本連載「松岡功の『今週の明言』」では毎週、ICT業界のキーパーソンたちが記者会見やイベントなどで明言した言葉をいくつか取り上げ、その意味や背景などを解説している。
今回は、EMCジャパンの山野修 代表取締役社長と、仏Dassault Systemes(ダッソー・システムズ)のBernard Charles(ベルナール・シャーレス)社長兼CEOの発言を紹介する。
「EMCは垂直統合型でなく、水平協業でユーザーに選択肢を提供する」 (EMCジャパン 山野修 代表取締役社長)
EMCジャパン 山野修 代表取締役社長
EMCジャパンが6月6日、今後のビジネス戦略とそれに基づく新製品を発表した。山野氏の冒頭の発言は、その発表会見で、EMCのビジネス戦略における最も重要なポイントを強調したものである。
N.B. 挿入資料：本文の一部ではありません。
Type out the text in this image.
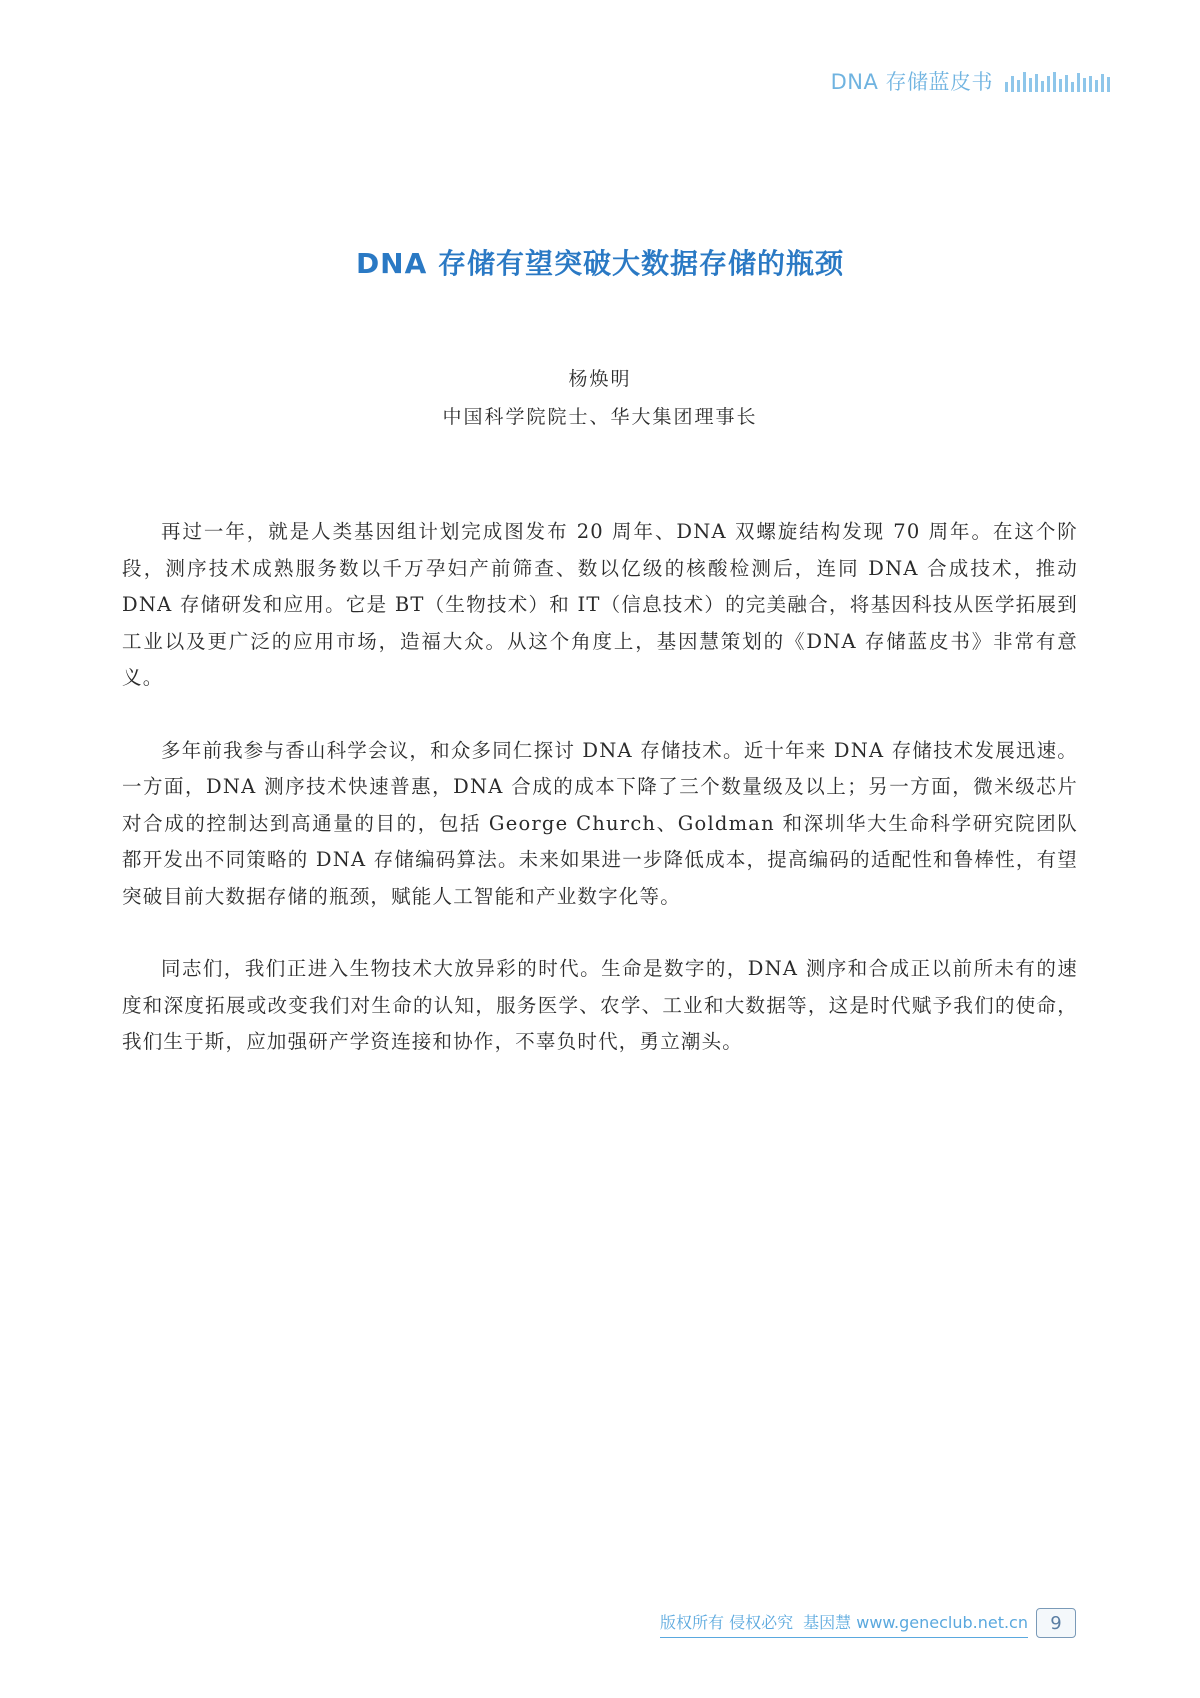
DNA 存储蓝皮书
DNA 存储有望突破大数据存储的瓶颈
杨焕明
中国科学院院士、华大集团理事长

再过一年，就是人类基因组计划完成图发布 20 周年、DNA 双螺旋结构发现 70 周年。在这个阶段，测序技术成熟服务数以千万孕妇产前筛查、数以亿级的核酸检测后，连同 DNA 合成技术，推动 DNA 存储研发和应用。它是 BT（生物技术）和 IT（信息技术）的完美融合，将基因科技从医学拓展到工业以及更广泛的应用市场，造福大众。从这个角度上，基因慧策划的《DNA 存储蓝皮书》非常有意义。

多年前我参与香山科学会议，和众多同仁探讨 DNA 存储技术。近十年来 DNA 存储技术发展迅速。一方面，DNA 测序技术快速普惠，DNA 合成的成本下降了三个数量级及以上；另一方面，微米级芯片对合成的控制达到高通量的目的，包括 George Church、Goldman 和深圳华大生命科学研究院团队都开发出不同策略的 DNA 存储编码算法。未来如果进一步降低成本，提高编码的适配性和鲁棒性，有望突破目前大数据存储的瓶颈，赋能人工智能和产业数字化等。

同志们，我们正进入生物技术大放异彩的时代。生命是数字的，DNA 测序和合成正以前所未有的速度和深度拓展或改变我们对生命的认知，服务医学、农学、工业和大数据等，这是时代赋予我们的使命，我们生于斯，应加强研产学资连接和协作，不辜负时代，勇立潮头。

版权所有 侵权必究 基因慧 www.geneclub.net.cn	9
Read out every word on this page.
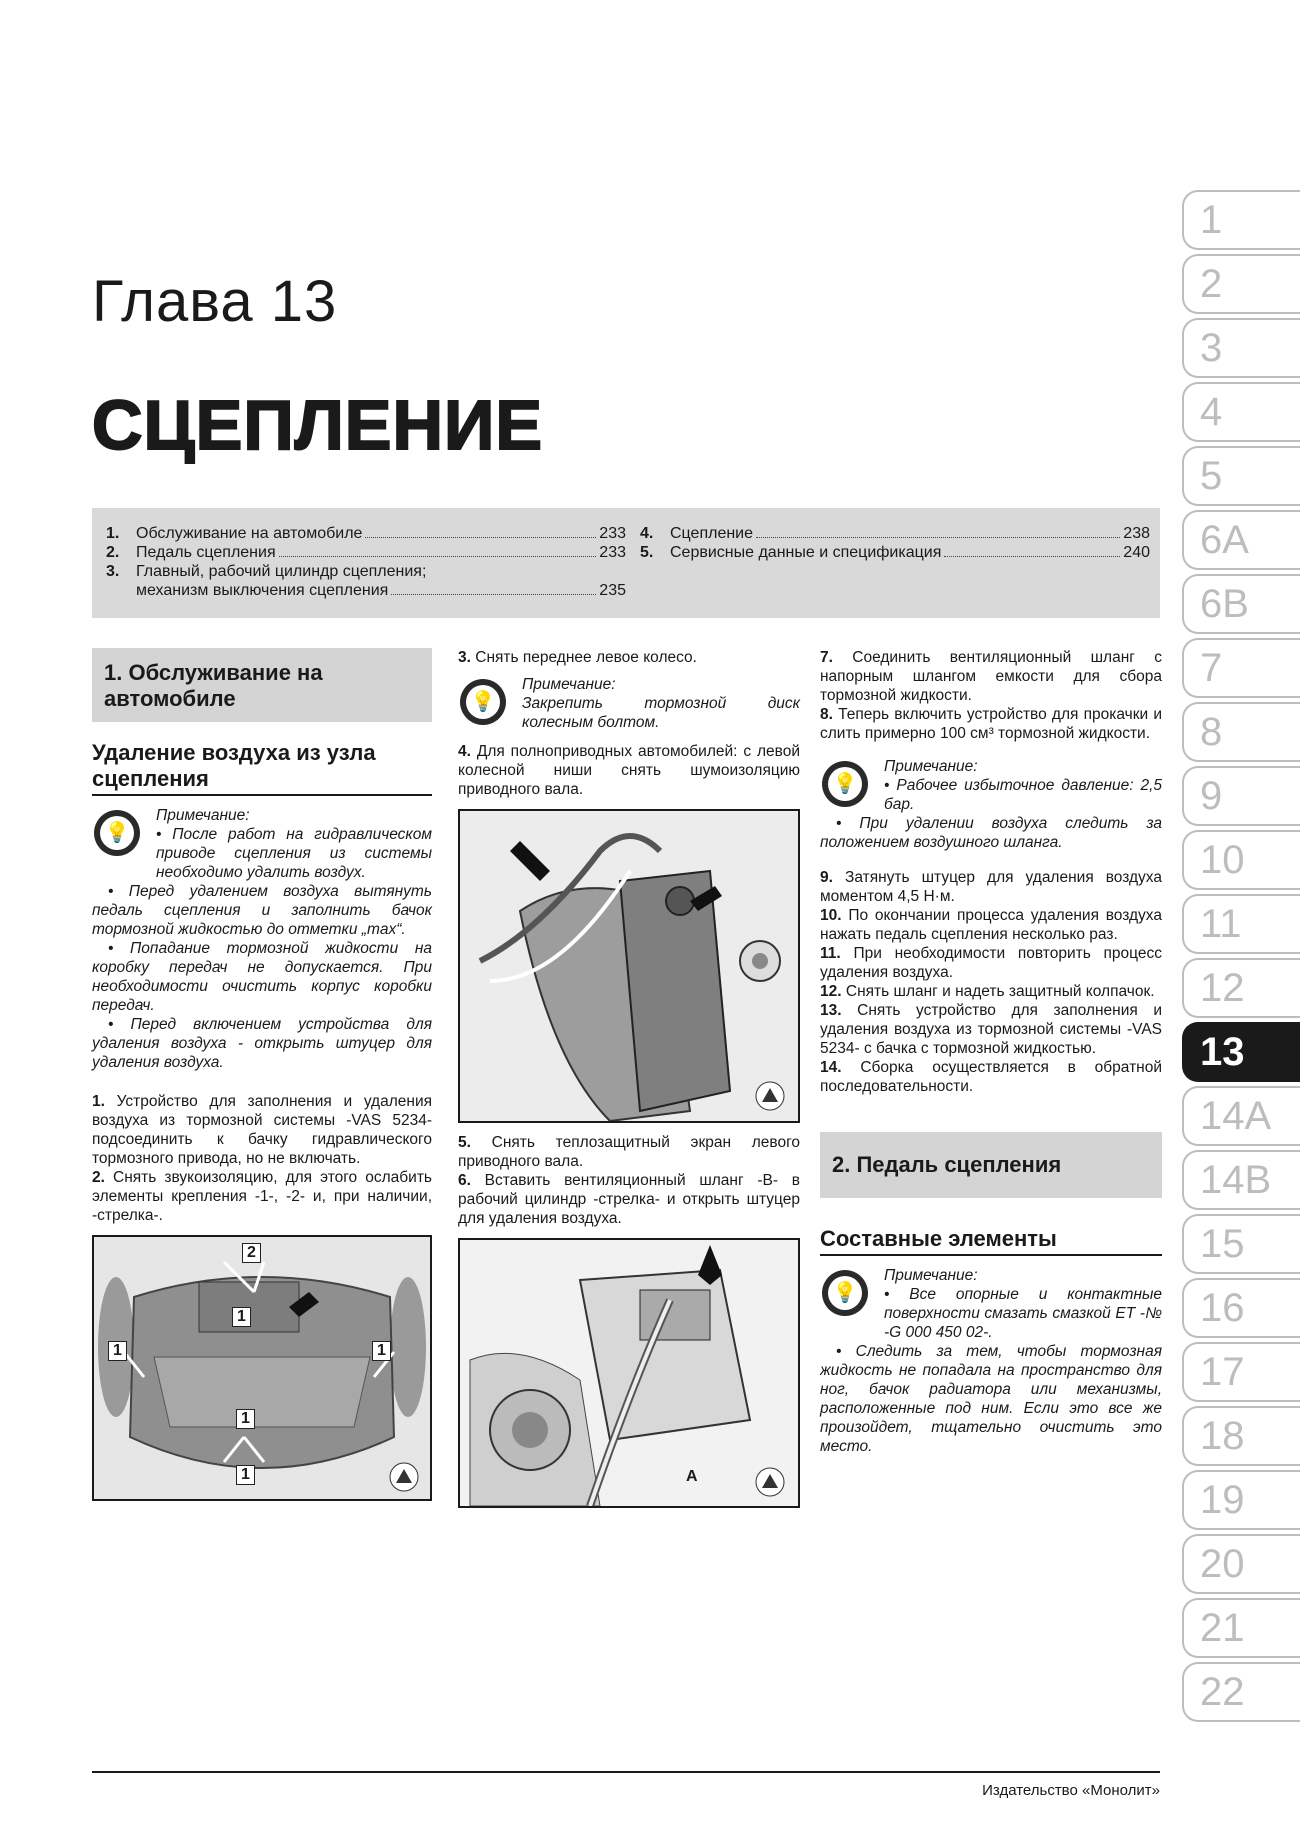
Глава 13
СЦЕПЛЕНИЕ
1.	Обслуживание на автомобиле	233
2.	Педаль сцепления	233
3.	Главный, рабочий цилиндр сцепления;
механизм выключения сцепления	235
4.	Сцепление	238
5.	Сервисные данные и спецификация	240
1. Обслуживание на автомобиле
Удаление воздуха из узла сцепления
💡
Примечание:

• После работ на гидравлическом приводе сцепления из системы необходимо удалить воздух.

• Перед удалением воздуха вытянуть педаль сцепления и заполнить бачок тормозной жидкостью до отметки „max“.

• Попадание тормозной жидкости на коробку передач не допускается. При необходимости очистить корпус коробки передач.

• Перед включением устройства для удаления воздуха - открыть штуцер для удаления воздуха.

1. Устройство для заполнения и удаления воздуха из тормозной системы -VAS 5234- подсоединить к бачку гидравлического тормозного привода, но не включать.

2. Снять звукоизоляцию, для этого ослабить элементы крепления -1-, -2- и, при наличии, -стрелка-.

2
1
1	1
1
1

3. Снять переднее левое колесо.

💡
Примечание:

Закрепить тормозной диск колесным болтом.

4. Для полноприводных автомобилей: с левой колесной ниши снять шумоизоляцию приводного вала.

5. Снять теплозащитный экран левого приводного вала.

6. Вставить вентиляционный шланг -B- в рабочий цилиндр -стрелка- и открыть штуцер для удаления воздуха.

A

7. Соединить вентиляционный шланг с напорным шлангом емкости для сбора тормозной жидкости.

8. Теперь включить устройство для прокачки и слить примерно 100 см³ тормозной жидкости.

💡
Примечание:

• Рабочее избыточное давление: 2,5 бар.

• При удалении воздуха следить за положением воздушного шланга.

9. Затянуть штуцер для удаления воздуха моментом 4,5 Н·м.

10. По окончании процесса удаления воздуха нажать педаль сцепления несколько раз.

11. При необходимости повторить процесс удаления воздуха.

12. Снять шланг и надеть защитный колпачок.

13. Снять устройство для заполнения и удаления воздуха из тормозной системы -VAS 5234- с бачка с тормозной жидкостью.

14. Сборка осуществляется в обратной последовательности.

2. Педаль сцепления
Составные элементы
💡
Примечание:

• Все опорные и контактные поверхности смазать смазкой ET -№ -G 000 450 02-.

• Следить за тем, чтобы тормозная жидкость не попадала на пространство для ног, бачок радиатора или механизмы, расположенные под ним. Если это все же произойдет, тщательно очистить это место.

1
2
3
4
5
6A
6B
7
8
9
10
11
12
13
14A
14B
15
16
17
18
19
20
21
22
Издательство «Монолит»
大手システムベンダーではこのところ、クラウド化のニーズに対して総合的に対応すべく、できるだけ自社製品でシステムをつくる「垂直統合型」のビジネスモデルを目指す動きが目立っている。その意味では、EMCもグループを挙げて取り組めば垂直統合型を目指せるが、山野氏は「われわれは決して垂直統合型を目指さない」と断言した。
なぜか。同氏は「垂直統合型では、来るべき第3のプラットフォーム時代に対応できないからだ」と説明した。第3のプラットフォームとは、クラウドをはじめ、モバイル、ビッグデータ、ソーシャルといったITの新潮流をすべて支える基盤となるものだ。ちなみに、第1はメインフレーム、第2はクライアント/サーバモデルによるプラットフォームが時代を形成してきたというとらえ方だ。
では、なぜ垂直統合型だと第3のプラットフォーム時代に対応できないのか。「それは、ユーザー数とアプリケーションの種類がこれまでのプラットフォームと比べて桁違いに違ってくるからだ。端的に言えば、第2のプラットフォームではそれぞれ数億人、数万種類だったものが、第3のプラットフォームでは数十億人、数百万種類の規模に膨らむ。垂直統合型ではこうした規模の広がりに対応していくのは絶対に無理だ」と、山野氏はこれもまたキッパリと言い切った。
そこでEMCは、同氏の冒頭の発言にあるように水平協業を推し進める戦略を採る。オープンなアーキテクチャを採用し、多くのパートナー企業との間で水平協業を推し進めることで、ユーザーに幅広い選択肢を提供しようというのが戦略の最大の狙いだという。
同社はこの日、こうした戦略に則った新製品として、他社製も含めて機種の異なる複数のストレージを統合管理/リソースプール化するソフトウェア「ViPR」(ヴァイパー)を2013年下期に国内投入することも発表した。ViPRはストレージ最大手であるEMCが注力する「SDS(Software Defined Storage)」のコンセプトに基づいた製品で、いわゆるヘテロジニアスな環境に対応しているのがミソだ。
水平協業を推し進めることで、ユーザーに幅広い選択肢を提供しようという戦略は、多くのパートナー企業に好感を持たれるだろう。ただ、この戦略を推し進められるのは、EMCがキーテクノロジにおいて絶対の自信を持っているからこそとも見て取れる。